Kafka would have had a Twitter feed! And so would have Hemingway, and so would have Virgil, and so would have Sappho. It’s a tool for writing. Heraclitus would have had a fucking Twitter feed.
Finally, and perhaps most importantly of all, now that the other half writes—all the jocks and high-school girls and video store employees and D-list celebrities—it seems comparable only to a kind of police action that the people who once thought they were the chosen writers, that they were this generation’s idea-smiths, are now so up in arms.
Those other people—those everyday people who weren’t supposed to have thoughts, who aren’t known for reading David Foster Wallace or Dostoevsky or James Joyce, those overlooked people from whom we buy groceries, who fix our cars, clean our houses, and vote differently than we do—weren’t supposed to become writers.
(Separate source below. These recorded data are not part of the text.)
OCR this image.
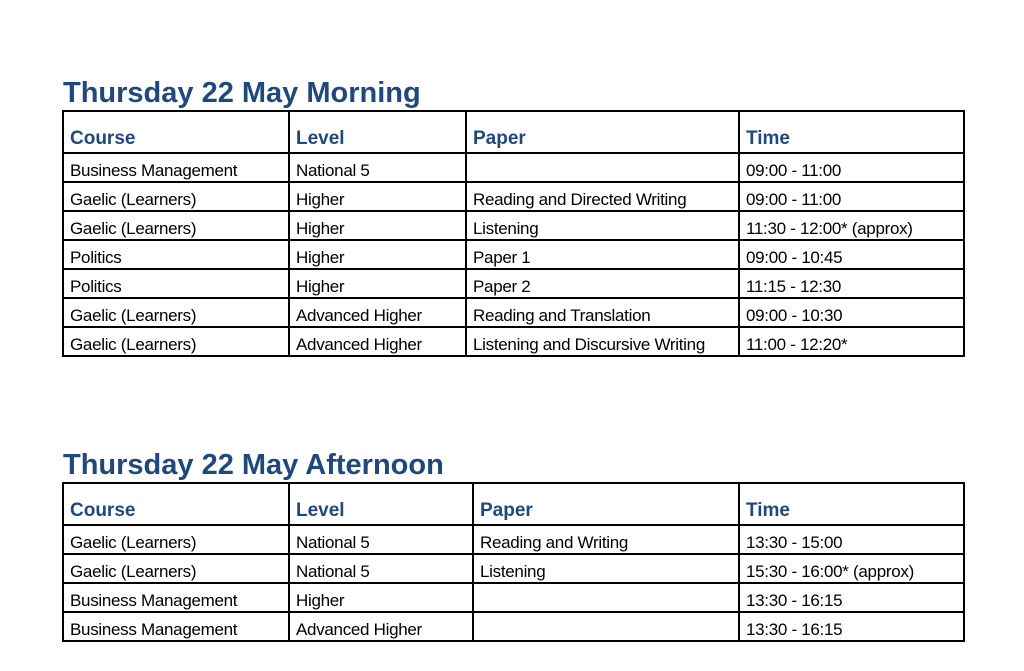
Thursday 22 May Morning
Course	Level	Paper	Time
Business Management	National 5		09:00 - 11:00
Gaelic (Learners)	Higher	Reading and Directed Writing	09:00 - 11:00
Gaelic (Learners)	Higher	Listening	11:30 - 12:00* (approx)
Politics	Higher	Paper 1	09:00 - 10:45
Politics	Higher	Paper 2	11:15 - 12:30
Gaelic (Learners)	Advanced Higher	Reading and Translation	09:00 - 10:30
Gaelic (Learners)	Advanced Higher	Listening and Discursive Writing	11:00 - 12:20*
Thursday 22 May Afternoon
Course	Level	Paper	Time
Gaelic (Learners)	National 5	Reading and Writing	13:30 - 15:00
Gaelic (Learners)	National 5	Listening	15:30 - 16:00* (approx)
Business Management	Higher		13:30 - 16:15
Business Management	Advanced Higher		13:30 - 16:15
Now that suburban housewives in Missouri are letting their thoughts be known via Twitter, it’s as if writing itself is thought to be under attack, invaded from all sides by the unwashed masses whose thoughts have not been sanctioned as Literatureā¢.
In many ways, I’m reminded of Truman Capote’s infamous put-down of Jack Kerouac: ‘That’s not writing, it’s typing.’
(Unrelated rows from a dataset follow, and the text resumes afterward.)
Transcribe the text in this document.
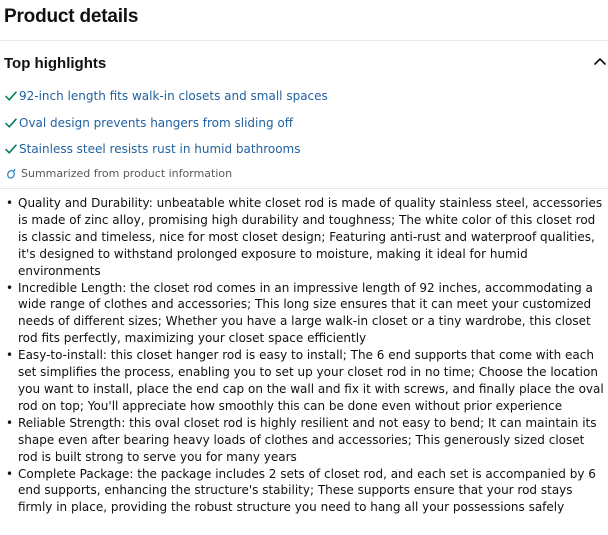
Product details
Top highlights
92-inch length fits walk-in closets and small spaces
Oval design prevents hangers from sliding off
Stainless steel resists rust in humid bathrooms
Summarized from product information
• Quality and Durability: unbeatable white closet rod is made of quality stainless steel, accessories is made of zinc alloy, promising high durability and toughness; The white color of this closet rod is classic and timeless, nice for most closet design; Featuring anti-rust and waterproof qualities, it's designed to withstand prolonged exposure to moisture, making it ideal for humid environments
• Incredible Length: the closet rod comes in an impressive length of 92 inches, accommodating a wide range of clothes and accessories; This long size ensures that it can meet your customized needs of different sizes; Whether you have a large walk-in closet or a tiny wardrobe, this closet rod fits perfectly, maximizing your closet space efficiently
• Easy-to-install: this closet hanger rod is easy to install; The 6 end supports that come with each set simplifies the process, enabling you to set up your closet rod in no time; Choose the location you want to install, place the end cap on the wall and fix it with screws, and finally place the oval rod on top; You'll appreciate how smoothly this can be done even without prior experience
• Reliable Strength: this oval closet rod is highly resilient and not easy to bend; It can maintain its shape even after bearing heavy loads of clothes and accessories; This generously sized closet rod is built strong to serve you for many years
• Complete Package: the package includes 2 sets of closet rod, and each set is accompanied by 6 end supports, enhancing the structure's stability; These supports ensure that your rod stays firmly in place, providing the robust structure you need to hang all your possessions safely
So there seem to be quite a lot of assumptions at work here, with so many class, political, and even gender implications for who is allowed to speak, who we are meant to listen to, who can write, how they are permitted to do so, in what social contexts writing is meant to occur, and what topics can be legitimately addressed by others, that I’d hope a much longer discussion about this might someday take place. Until then, we get Maureen Dowd.